D'autre part, au niveau de la couleur (compte tenu du titre et de l'affiche, personne n'est surpris). De multiples teintes de bleu imprègnent les plans du film, avec d'ailleurs suffisamment de variété dans les procédés employés pour que des filtres intégraux, ailleurs grossiers, paraissent ici envoûtants et profonds. L'intervention du bleu dans certains plans, par le biais d'aberrations optiques, confine parfois à l'abstraction ; c'est à ce caractère artificiel que la résurgence colorimétrique doit sa capacité à rivaliser avec la puissance d'évocation des irruptions symphoniques. Kieslowski rend l'interprétation sensorielle des images presque aussi subjective que celle du son. Sa réserve ne doit pas occulter la puissance d'un geste dont la plupart des cinéastes ne comprendraient même pas le principe. On fait battre le coeur du septième art, là, et moi ca me plaît.

Le bleu semble d'abord symboliser le deuil de Julie. La couleur la poursuit incessamment ; son apparition juste avant l'incident lui confère même une dimension de malédiction. Et puis peu à peu, notre regard et celui de Julie changeant simultanément, la teinte honnie n'est plus l'ennemi blessant, mais le marqueur du souvenir.

Enfin la douleur s'érode, et le bleu se révèle comme un compagnon intérieur, qui précède de loin l'accident. Comme l'indiquait après tout sa tentative de suicide, Julie s'était retournée contre elle-même, écoeurée par la culpabilité de la survie. Il fallait qu'elle se redécouvre, accepte à nouveau ses passions, qu'elles soient artistiques, professionnelles, ou sexuelles.

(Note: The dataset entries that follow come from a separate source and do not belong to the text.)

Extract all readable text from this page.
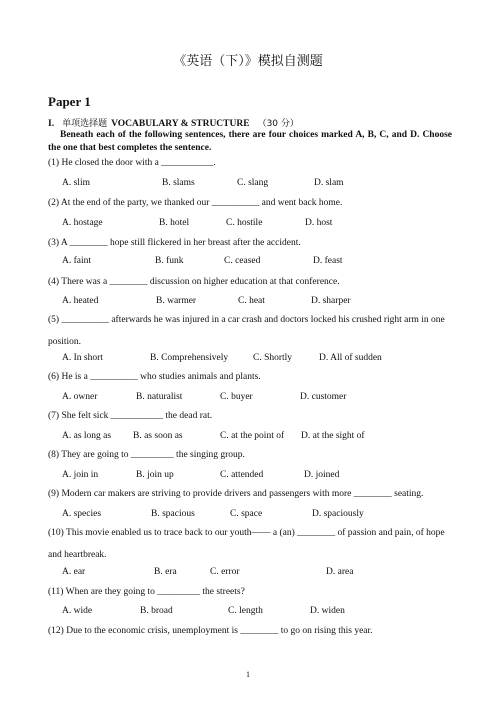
《英语（下）》模拟自测题
Paper 1
I. 单项选择题 VOCABULARY & STRUCTURE （30 分）
Beneath each of the following sentences, there are four choices marked A, B, C, and D. Choose the one that best completes the sentence.
(1) He closed the door with a ___________.
A. slim	B. slams	C. slang	D. slam
(2) At the end of the party, we thanked our __________ and went back home.
A. hostage	B. hotel	C. hostile	D. host
(3) A ________ hope still flickered in her breast after the accident.
A. faint	B. funk	C. ceased	D. feast
(4) There was a ________ discussion on higher education at that conference.
A. heated	B. warmer	C. heat	D. sharper
(5) __________ afterwards he was injured in a car crash and doctors locked his crushed right arm in one position.
A. In short	B. Comprehensively	C. Shortly	D. All of sudden
(6) He is a __________ who studies animals and plants.
A. owner	B. naturalist	C. buyer	D. customer
(7) She felt sick ___________ the dead rat.
A. as long as B. as soon as	C. at the point of D. at the sight of
(8) They are going to _________ the singing group.
A. join in	B. join up	C. attended	D. joined
(9) Modern car makers are striving to provide drivers and passengers with more ________ seating.
A. species	B. spacious	C. space	D. spaciously
(10) This movie enabled us to trace back to our youth—— a (an) ________ of passion and pain, of hope and heartbreak.
A. ear	B. era	C. error	D. area
(11) When are they going to _________ the streets?
A. wide	B. broad	C. length	D. widen
(12) Due to the economic crisis, unemployment is ________ to go on rising this year.
1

En qualifiant sans ambage Julie de bienfaisante et généreuse, l'ancienne amante de son mari synthétise à fleur de peau ce qu'exprimait, quelques scènes auparavant, sa voisine en sanglots. Distante, perdue entre ses rêveries et ses cauchemars, peut-être blessante par omission, mais toujours présente si on a vraiment besoin d'elle. Tout un portrait qui s'exprime encore lors de la scène de la vieille femme et du container à verre, test de personnalité amené à se répéter pour les deux autres protagonistes de la trilogie de Kieslowski. Un bleu sans fond, indépendant et anxieux, et pourtant absorbant et empathique.